A new study on mice has raised the intriguing possibility that the fear of pain can be inherited by future generations through chemical changes in DNA.
Trauma and post-traumatic stress disorder (PTSD) experienced by human parents are believed to cause physiological changes in their children – not just through social interaction and living in the same environment, but through inheritance.
To test that theory, researchers at the Yerkes National Primate Research Center at Emory University in Atlanta trained laboratory mice to become afraid of an odor by giving them a mild electric shock when exposed to acetophenone, a chemical that smells like cherry blossom.
The mice began to associate the smell with pain, and quivered even when not given an electric shock.
Researchers found that when a mouse learned to become afraid of the smell of acetophenone, their offspring would also be more sensitive to that odor, even though the pups had never encountered it.
Offspring of the sensitized mice were not only more startled by the smell of acetophenone, they were also able to detect small amounts of it. Young mice did not respond in the same way to other smells.

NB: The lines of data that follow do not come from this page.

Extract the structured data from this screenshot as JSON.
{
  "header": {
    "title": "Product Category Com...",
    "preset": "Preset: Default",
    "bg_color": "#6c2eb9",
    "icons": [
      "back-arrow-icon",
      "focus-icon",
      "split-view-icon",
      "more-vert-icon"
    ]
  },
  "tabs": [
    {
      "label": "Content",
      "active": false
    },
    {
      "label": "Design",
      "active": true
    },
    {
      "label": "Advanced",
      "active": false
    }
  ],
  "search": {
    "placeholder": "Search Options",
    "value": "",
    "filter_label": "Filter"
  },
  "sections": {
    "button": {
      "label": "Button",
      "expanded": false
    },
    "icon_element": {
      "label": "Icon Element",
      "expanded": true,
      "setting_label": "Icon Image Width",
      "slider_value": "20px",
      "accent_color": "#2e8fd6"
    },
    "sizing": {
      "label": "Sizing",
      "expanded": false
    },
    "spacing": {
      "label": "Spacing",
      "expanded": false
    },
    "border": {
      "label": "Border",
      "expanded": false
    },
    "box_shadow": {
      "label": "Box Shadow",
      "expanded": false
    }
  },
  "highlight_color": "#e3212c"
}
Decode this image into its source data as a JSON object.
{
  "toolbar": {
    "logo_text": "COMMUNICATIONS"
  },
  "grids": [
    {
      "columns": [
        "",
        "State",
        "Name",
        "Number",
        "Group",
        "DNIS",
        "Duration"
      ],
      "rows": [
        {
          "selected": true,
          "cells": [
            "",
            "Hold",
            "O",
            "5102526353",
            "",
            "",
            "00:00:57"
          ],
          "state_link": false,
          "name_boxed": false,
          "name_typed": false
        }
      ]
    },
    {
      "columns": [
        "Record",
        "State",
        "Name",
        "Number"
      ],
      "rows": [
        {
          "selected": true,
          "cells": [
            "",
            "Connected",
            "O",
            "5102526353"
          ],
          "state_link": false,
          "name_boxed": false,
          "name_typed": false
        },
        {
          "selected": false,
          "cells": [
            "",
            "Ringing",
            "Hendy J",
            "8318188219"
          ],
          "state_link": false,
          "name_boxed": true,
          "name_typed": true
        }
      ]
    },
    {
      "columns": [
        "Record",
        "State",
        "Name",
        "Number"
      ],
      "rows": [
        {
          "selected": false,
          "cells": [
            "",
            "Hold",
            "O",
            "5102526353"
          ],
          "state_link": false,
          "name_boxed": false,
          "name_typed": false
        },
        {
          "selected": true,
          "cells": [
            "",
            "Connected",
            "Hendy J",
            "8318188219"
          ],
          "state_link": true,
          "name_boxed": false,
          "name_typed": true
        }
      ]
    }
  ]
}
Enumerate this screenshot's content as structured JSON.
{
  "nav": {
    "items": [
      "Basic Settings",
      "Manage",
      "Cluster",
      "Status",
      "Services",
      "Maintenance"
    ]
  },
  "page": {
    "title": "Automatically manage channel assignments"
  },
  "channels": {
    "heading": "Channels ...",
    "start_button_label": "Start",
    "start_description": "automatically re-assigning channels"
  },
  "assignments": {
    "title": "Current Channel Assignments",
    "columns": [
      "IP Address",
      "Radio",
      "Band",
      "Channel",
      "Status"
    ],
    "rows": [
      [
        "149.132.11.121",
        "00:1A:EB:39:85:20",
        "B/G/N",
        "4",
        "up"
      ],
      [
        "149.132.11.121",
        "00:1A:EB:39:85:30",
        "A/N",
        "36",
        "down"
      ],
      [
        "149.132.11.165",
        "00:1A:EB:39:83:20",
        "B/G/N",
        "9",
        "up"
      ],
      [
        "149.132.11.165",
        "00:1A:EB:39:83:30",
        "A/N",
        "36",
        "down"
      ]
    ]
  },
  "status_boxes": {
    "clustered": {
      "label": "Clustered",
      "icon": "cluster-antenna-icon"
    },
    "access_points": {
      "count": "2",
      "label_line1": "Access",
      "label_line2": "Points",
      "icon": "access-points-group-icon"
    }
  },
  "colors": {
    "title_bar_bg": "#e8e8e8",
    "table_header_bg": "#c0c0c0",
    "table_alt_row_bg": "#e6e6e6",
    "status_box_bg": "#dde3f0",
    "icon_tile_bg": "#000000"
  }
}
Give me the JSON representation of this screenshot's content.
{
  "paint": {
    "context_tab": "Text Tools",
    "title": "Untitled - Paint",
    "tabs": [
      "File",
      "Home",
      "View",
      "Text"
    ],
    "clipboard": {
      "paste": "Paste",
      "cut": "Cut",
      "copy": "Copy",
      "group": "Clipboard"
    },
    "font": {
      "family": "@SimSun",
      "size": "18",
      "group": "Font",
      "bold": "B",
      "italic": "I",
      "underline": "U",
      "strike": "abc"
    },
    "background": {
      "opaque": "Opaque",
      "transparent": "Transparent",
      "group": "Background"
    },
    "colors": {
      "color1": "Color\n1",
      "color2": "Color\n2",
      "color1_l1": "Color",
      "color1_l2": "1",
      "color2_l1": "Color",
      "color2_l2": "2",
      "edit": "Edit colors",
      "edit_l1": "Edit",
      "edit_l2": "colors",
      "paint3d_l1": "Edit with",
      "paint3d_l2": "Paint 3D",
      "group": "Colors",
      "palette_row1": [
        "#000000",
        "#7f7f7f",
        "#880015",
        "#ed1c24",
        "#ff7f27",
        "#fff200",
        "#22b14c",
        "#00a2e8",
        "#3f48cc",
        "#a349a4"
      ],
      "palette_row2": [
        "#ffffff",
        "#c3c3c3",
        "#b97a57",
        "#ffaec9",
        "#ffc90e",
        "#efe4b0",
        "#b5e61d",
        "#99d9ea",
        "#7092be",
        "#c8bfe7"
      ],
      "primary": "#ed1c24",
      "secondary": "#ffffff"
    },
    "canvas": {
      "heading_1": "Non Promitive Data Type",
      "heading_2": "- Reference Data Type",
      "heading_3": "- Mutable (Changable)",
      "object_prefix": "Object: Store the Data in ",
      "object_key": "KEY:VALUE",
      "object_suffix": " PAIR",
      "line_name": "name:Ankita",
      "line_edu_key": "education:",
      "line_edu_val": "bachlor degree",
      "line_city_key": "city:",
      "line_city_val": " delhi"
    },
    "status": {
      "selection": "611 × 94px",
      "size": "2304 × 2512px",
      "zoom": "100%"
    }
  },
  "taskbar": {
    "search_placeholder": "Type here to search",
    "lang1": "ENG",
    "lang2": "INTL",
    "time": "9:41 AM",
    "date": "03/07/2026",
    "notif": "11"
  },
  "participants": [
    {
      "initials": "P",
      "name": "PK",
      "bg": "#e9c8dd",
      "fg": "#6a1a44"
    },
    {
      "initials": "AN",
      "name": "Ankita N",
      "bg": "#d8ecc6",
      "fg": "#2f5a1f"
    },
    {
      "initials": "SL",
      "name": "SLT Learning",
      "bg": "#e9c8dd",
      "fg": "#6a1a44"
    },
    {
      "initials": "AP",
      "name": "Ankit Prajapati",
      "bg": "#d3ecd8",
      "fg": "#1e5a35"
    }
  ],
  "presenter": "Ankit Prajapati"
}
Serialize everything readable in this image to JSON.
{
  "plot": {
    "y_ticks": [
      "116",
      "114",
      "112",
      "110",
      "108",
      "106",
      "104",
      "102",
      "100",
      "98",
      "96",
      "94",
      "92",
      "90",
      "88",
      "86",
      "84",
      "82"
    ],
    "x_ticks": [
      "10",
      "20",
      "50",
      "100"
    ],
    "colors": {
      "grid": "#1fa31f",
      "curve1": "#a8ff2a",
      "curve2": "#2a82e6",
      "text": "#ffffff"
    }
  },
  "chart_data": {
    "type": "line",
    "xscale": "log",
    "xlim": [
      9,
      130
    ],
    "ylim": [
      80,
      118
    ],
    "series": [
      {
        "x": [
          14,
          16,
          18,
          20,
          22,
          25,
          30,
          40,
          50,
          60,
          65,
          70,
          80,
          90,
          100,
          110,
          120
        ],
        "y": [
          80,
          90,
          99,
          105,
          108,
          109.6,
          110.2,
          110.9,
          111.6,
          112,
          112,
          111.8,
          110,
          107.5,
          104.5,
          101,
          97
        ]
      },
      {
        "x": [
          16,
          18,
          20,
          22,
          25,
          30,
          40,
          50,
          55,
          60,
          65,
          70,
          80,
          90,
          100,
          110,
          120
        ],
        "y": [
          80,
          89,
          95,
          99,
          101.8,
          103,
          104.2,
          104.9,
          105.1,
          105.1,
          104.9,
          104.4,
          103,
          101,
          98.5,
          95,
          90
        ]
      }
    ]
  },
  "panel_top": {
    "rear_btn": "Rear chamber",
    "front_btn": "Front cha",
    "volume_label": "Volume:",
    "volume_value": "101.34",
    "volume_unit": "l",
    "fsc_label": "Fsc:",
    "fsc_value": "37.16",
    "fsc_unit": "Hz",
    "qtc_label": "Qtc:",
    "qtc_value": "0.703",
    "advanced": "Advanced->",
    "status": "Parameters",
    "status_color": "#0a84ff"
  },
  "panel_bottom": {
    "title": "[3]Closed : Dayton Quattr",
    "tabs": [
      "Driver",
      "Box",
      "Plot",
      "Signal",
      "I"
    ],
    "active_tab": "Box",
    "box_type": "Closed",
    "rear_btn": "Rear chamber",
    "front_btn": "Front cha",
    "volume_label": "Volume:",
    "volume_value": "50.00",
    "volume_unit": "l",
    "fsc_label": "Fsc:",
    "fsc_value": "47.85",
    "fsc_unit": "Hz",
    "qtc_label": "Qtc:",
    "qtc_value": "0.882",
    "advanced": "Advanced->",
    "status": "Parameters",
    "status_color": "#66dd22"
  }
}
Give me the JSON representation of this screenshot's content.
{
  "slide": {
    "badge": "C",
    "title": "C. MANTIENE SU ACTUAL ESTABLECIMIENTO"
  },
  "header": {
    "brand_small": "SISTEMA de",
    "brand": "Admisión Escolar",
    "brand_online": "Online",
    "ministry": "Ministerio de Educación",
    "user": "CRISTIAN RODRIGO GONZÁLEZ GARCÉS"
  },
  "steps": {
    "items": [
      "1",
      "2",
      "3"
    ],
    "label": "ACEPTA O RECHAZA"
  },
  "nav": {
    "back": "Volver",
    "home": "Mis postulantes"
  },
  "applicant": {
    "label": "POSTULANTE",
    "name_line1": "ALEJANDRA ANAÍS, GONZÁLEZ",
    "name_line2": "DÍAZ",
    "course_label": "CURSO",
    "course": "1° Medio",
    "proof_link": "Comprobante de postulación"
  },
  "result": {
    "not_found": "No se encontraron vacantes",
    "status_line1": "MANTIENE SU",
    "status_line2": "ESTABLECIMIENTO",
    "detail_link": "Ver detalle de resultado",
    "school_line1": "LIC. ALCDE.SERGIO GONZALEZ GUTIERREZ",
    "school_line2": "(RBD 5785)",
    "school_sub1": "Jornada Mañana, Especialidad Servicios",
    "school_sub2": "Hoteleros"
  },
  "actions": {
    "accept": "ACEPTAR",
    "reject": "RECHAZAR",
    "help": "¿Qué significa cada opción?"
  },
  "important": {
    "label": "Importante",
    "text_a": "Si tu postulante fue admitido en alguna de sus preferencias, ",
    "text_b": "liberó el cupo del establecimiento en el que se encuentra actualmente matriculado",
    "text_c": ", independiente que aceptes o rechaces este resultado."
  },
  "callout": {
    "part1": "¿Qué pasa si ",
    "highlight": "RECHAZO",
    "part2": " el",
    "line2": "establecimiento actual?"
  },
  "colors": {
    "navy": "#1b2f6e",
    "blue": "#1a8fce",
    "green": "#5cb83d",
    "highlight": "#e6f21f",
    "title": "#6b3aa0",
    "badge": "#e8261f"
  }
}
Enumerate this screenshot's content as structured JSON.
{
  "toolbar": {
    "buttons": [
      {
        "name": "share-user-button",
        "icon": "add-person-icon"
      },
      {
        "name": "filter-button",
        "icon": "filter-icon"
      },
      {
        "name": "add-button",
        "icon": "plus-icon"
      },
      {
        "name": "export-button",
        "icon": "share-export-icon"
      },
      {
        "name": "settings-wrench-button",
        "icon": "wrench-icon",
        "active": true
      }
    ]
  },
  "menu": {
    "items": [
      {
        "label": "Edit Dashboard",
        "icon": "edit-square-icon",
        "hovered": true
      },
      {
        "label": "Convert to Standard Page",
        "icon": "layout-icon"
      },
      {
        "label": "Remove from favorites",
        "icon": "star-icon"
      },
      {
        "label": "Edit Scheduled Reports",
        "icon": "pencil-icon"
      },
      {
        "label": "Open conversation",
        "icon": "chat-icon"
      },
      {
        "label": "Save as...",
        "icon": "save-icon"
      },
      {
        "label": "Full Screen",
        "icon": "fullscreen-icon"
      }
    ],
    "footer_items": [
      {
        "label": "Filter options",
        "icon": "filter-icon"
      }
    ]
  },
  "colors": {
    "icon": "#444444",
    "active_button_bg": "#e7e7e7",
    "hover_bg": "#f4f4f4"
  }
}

The sensitivity to acetophenone even appeared in the second generation of mice (grandchildren), indicating that information about the pain connected with the odor was being transmitted via the sperm or eggs.
Researchers say the study, which is published in the journal Nature Neuroscience, could lead to new methods of treating psychiatric disorders in families traumatized by PTSD.
“Knowing how the experiences of parents influence their descendants helps us to understand psychiatric disorders that may have a trans-generational basis, and possibly to design therapeutic strategies,” says senior author Kerry Ressler, MD, a professor of psychiatry and behavioral sciences at Emory School of Medicine.
Researchers believe DNA in the sperm of smell-sensitized mice is somehow altered, not in its sequence or coding, but in its packaging or chemical modifications.
In mice taught to fear acetophenone, an odorant receptor gene in the nose that responds to acetophenone has a changed pattern of methylation: a chemical modification that fine tunes the activity of genes.
“While the sequence of the gene encoding the receptor that responds to the odor is unchanged, the way that gene is regulated may be affected,” Ressler explained. “There is some evidence that some of the generalized effects of diet and hormone changes, as well as trauma, can be transmitted epigenetically. The difference here is that the odor-sensitivity-learning process is affecting the nervous system – and apparently, reproductive cells too — in such a specific way.”
Researchers would like to know if the changes are only associated with odors. Could mice trained to be afraid of a particular sound, for example, pass on a sensitivity to that sound?
“We are really just scratching the surface at this point,” says study co-author, Brian Dias, PhD. “Our next goal must be to buffer descendant generations from these effects, Such interventions could form the core of a treatment to prevent the development of neuropsychiatric disorders with roots in ancestral trauma.”
The research was funded by the Howard Hughes Medical Institute and the Burroughs Wellcome Fund.